The function initiates an I2C bus communication to the sensor from the board, read the temperature sensor STEPS times and finally compute the average temperature. We measure the time taken to read and sum the values.

Next, let us look at the code snippet for the accel sensor.

```
clock_gettime(CLOCK_PROCESS_CPUTIME_ID,&begin);
spi_init();
spi_select_bus(MIKROBUS_2);
accel_click_enable();
for(int i=0;i<STEPS;i++){
   accel_click_get_measure(&a[i].X, &a[i].Y, &a[i].Z);
   roll = atan2(a[i].Y, a[i].Z) * 180/M_PI;
   pitch = atan2(-a[i].X, sqrt(a[i].Y*a[i].Y + a[i].Z*a[i].Z)) * 180/M_PI;
}
accel_click_disable();
spi_release();
clock_gettime(CLOCK_PROCESS_CPUTIME_ID,&end);</pre>
```

The function initiates a SPI bus communication to the sensor, read the current x,y,z axis values and compute the current roll and pitch.

The package includes source code for sample applications. This can be found at

```
/iot/serial_sensor_read.c
/iot/pthread sensor read.c
```

We can build the application using the provided make file under the directory.

cd iot/



make

Using scp, command on the Ci40 board transfer the compiled binary from the host machine.

```
scp user@host:/path/to/iot/serial_read.exe
scp user@host:/path/to/iot/pthread read.exe
```

As the names suggest, one program will read from the sensors serially, while the other does the same in a multi-threaded fashion.
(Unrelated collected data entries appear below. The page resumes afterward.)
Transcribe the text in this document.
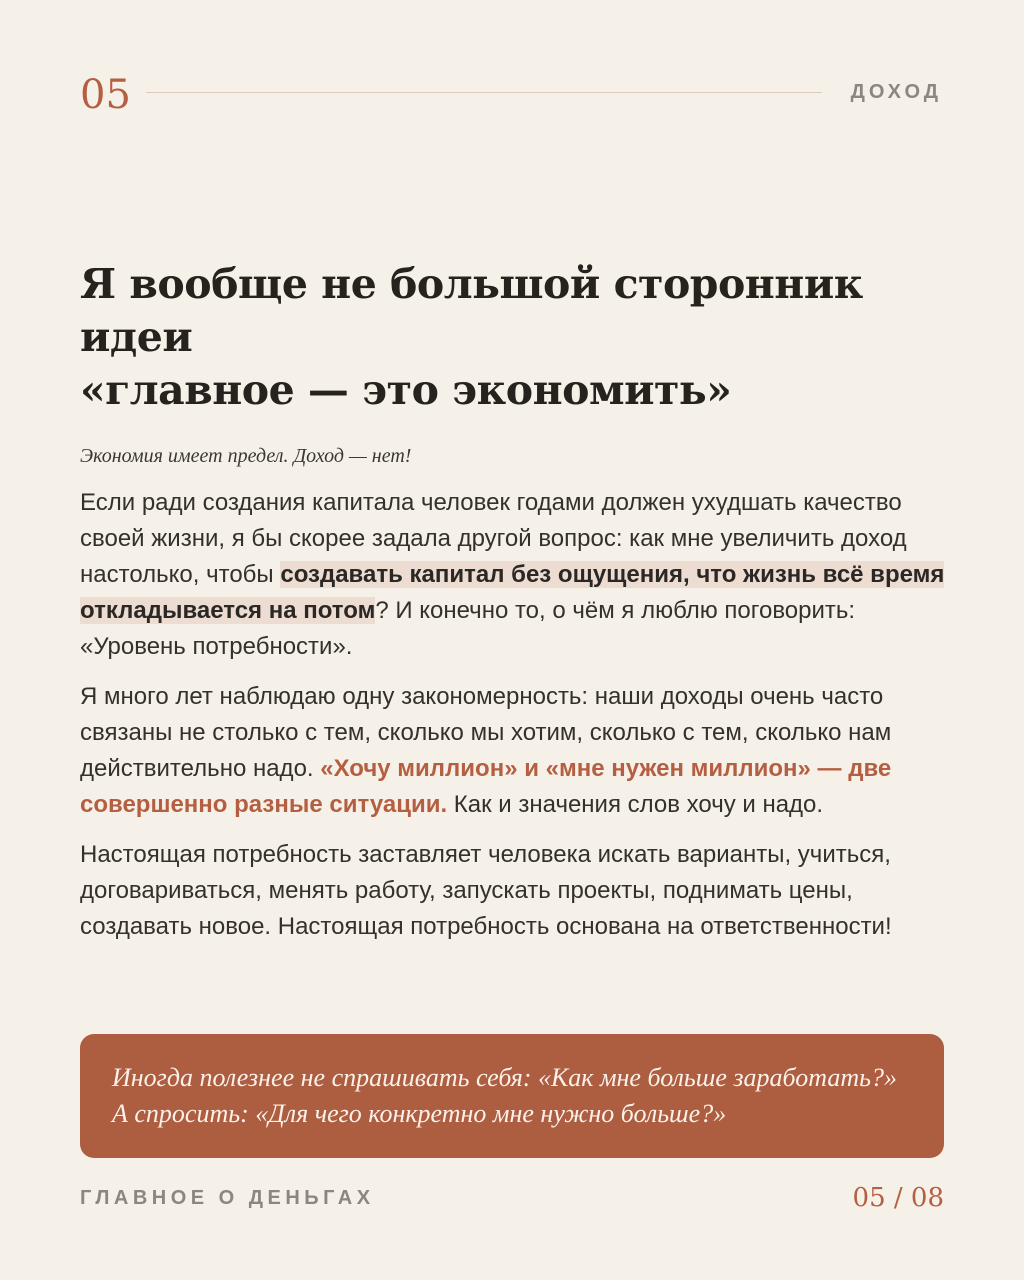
05	ДОХОД
Я вообще не большой сторонник идеи
«главное — это экономить»
Экономия имеет предел. Доход — нет!

Если ради создания капитала человек годами должен ухудшать качество своей жизни, я бы скорее задала другой вопрос: как мне увеличить доход настолько, чтобы создавать капитал без ощущения, что жизнь всё время откладывается на потом? И конечно то, о чём я люблю поговорить: «Уровень потребности».

Я много лет наблюдаю одну закономерность: наши доходы очень часто связаны не столько с тем, сколько мы хотим, сколько с тем, сколько нам действительно надо. «Хочу миллион» и «мне нужен миллион» — две совершенно разные ситуации. Как и значения слов хочу и надо.

Настоящая потребность заставляет человека искать варианты, учиться, договариваться, менять работу, запускать проекты, поднимать цены, создавать новое. Настоящая потребность основана на ответственности!

Иногда полезнее не спрашивать себя: «Как мне больше заработать?» А спросить: «Для чего конкретно мне нужно больше?»
ГЛАВНОЕ О ДЕНЬГАХ	05 / 08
The results are as follows.

```
#Read the temperature sensor followed by accelerometer
root@OpenWrt:/diskr# ./serial read.exe
Reading Temperatures
Average Temperature 27.189°C
Reading accelerometer values
Current roll and pitch -135.000 and 35.264
Time Taken serial execution(s): 1.850000
#Now read them both parallel schedule on CPUs 2 and 3
root@OpenWrt:/diskr# ./pthread read.exe
Scheduled Temperature Thread ID: 2001916736, CPU: 2
Reading Temperatures
Scheduled Accelerometer Thread ID: 1993528128, CPU: 3
Reading accelerometer values
Current roll and pitch -135.000 and 35.264
Time Taken accel thread execution(s): 1.140000
Average Temperature 27.065
Time Taken temperature thread execution(s): 1.070000
#Time taken by serial execution is 1.85s , In parallel the time is about
1.14 (higher of the two sensors)
#Thus CPU is idle for 0.71s more
```

The above clearly shows, the improvement in idle time of CPU time, while using multi-threading, which adds power savings to a multi-sensor IoT application, as well as increasing throughput in the process.



# 3. Conclusion

The Creator Ci40 is a great IoT development platform, supporting modern communication tailored for IoT, and is ready to accept two sensors out of the box. It includes a modern MIPS interAptiv CPU, providing Multi-Threading, a highly efficient feature, not available from similarly classified, competing CPUs. This feature provides increased CPU utilization, efficiency, performance, power savings vital for today's IoT application.

With support for multiple platforms including OpenWrt, Brillo, the Creator Ci40 is a great development board for the MIPS architecture that fully enables the end user to prototype an IoT application with ease.